Here are some of his other tips:

  • avoid eating too close to bedtime
  • skip the afternoon coffee
  • ditch your nightly alcoholic beverage
  • leave cell phones and TV's turned off
  • exercise regularly
  • start a meditation routine
  • keep your home's temperature cool
  • try blue light blockers leading up to bedtime if you have to be on your phone or computer
  • no pets in the bed

Dr. Boethel explained, "Removing the stressors of the day, finding time to relax before bedtime, not going into the bedroom stressed" will result in better sleep. Also, avoid sleep aids like medication and supplements.

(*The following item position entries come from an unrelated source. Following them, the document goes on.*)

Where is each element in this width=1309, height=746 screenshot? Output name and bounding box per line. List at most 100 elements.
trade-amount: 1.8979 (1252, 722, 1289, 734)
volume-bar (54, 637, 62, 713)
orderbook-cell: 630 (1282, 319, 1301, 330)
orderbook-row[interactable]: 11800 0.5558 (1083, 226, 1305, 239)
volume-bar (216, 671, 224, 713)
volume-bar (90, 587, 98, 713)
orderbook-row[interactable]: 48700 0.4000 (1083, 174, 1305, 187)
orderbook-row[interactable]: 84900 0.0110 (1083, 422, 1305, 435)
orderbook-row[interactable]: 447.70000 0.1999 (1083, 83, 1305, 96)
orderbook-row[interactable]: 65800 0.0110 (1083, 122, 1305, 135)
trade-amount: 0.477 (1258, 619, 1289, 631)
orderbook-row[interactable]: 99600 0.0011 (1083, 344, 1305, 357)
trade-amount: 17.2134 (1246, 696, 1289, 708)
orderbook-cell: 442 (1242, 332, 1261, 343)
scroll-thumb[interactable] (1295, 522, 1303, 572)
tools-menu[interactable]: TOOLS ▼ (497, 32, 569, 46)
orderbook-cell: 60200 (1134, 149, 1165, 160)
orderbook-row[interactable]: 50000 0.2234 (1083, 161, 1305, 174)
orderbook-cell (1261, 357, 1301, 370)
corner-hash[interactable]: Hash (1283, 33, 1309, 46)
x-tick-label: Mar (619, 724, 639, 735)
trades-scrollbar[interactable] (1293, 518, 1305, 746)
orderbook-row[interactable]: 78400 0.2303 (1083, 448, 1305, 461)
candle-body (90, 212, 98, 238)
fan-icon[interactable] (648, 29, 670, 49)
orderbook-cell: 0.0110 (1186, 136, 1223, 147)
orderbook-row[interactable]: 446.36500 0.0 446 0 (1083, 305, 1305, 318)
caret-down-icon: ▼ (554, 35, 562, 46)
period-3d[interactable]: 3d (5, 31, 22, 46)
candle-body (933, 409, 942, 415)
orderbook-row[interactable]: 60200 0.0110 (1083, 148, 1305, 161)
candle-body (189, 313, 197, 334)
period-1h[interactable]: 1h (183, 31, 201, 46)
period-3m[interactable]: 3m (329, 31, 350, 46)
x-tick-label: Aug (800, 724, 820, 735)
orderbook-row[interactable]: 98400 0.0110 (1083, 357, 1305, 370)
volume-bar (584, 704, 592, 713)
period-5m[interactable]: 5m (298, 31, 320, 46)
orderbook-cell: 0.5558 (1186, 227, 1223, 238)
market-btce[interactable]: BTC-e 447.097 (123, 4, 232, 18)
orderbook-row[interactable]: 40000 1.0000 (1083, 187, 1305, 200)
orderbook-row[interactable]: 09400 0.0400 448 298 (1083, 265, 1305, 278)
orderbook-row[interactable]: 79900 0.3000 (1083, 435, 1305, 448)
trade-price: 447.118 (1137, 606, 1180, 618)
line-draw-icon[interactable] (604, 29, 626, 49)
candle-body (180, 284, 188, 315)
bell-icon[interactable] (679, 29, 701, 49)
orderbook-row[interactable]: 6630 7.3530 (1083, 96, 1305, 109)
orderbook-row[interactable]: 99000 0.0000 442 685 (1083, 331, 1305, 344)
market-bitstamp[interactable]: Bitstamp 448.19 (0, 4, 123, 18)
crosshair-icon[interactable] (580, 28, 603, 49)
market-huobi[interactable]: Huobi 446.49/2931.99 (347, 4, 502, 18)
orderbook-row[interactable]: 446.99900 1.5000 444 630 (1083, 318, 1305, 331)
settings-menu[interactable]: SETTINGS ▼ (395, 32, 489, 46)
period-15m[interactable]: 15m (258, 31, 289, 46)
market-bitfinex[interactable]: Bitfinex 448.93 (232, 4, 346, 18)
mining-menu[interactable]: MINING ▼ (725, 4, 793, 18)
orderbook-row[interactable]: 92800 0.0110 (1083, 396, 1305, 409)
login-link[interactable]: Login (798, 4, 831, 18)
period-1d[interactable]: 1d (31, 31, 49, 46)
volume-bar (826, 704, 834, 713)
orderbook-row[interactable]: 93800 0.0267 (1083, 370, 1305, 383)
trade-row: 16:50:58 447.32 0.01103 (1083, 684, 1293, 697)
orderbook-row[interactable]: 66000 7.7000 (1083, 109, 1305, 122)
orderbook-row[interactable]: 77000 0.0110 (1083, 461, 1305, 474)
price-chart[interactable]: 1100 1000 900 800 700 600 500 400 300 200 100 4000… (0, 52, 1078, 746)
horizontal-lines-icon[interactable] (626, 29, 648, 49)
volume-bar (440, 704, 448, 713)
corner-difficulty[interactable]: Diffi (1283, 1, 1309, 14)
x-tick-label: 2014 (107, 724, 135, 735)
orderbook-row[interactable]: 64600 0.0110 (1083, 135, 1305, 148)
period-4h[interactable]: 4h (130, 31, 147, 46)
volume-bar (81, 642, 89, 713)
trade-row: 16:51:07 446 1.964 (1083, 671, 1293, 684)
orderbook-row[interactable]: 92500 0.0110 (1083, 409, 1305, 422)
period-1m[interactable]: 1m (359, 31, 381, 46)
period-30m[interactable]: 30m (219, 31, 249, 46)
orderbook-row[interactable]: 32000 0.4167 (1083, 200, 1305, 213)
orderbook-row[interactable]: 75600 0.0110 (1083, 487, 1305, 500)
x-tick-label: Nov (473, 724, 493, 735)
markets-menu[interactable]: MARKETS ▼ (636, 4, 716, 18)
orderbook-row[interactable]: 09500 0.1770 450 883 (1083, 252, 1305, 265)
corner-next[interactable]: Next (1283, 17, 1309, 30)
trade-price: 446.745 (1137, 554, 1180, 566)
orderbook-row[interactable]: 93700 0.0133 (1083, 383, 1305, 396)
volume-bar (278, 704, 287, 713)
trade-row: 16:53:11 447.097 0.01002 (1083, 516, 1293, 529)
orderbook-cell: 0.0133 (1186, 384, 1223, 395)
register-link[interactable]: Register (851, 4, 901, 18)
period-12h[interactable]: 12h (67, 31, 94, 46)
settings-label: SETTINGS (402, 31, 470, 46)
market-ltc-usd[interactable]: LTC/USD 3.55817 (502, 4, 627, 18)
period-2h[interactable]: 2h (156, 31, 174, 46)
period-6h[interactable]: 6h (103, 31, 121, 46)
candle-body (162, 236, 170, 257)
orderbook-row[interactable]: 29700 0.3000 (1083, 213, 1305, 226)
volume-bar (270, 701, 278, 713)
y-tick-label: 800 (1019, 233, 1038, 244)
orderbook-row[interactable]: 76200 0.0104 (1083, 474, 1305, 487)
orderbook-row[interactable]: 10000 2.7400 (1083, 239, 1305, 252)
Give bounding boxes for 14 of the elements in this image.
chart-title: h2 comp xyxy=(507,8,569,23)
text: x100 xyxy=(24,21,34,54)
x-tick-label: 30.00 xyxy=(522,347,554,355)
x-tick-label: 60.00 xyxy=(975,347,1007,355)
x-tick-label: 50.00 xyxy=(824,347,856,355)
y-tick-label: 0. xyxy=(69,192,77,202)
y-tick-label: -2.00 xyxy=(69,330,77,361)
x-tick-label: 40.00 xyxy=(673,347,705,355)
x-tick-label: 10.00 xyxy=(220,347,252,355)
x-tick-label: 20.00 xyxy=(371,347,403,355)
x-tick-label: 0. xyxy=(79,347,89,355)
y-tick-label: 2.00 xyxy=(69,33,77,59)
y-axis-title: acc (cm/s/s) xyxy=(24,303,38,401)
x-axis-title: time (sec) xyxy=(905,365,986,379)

"Your body should naturally be able to go to sleep without the use of supplements or pills, and so I would strongly encourage people not to try to reach for a pill when they can't rest at night. It's important to try to get to sleep in a natural manner.”

Now parents, Dr. Boethel said it’s okay to let your kids sleep in on the weekends. Just make sure they aren't staying up extra late, too. And we should all be aiming for at least 7 to 8 hours of sleep at night. Dr. Beothel said studies show people who sleep that much, live the longest.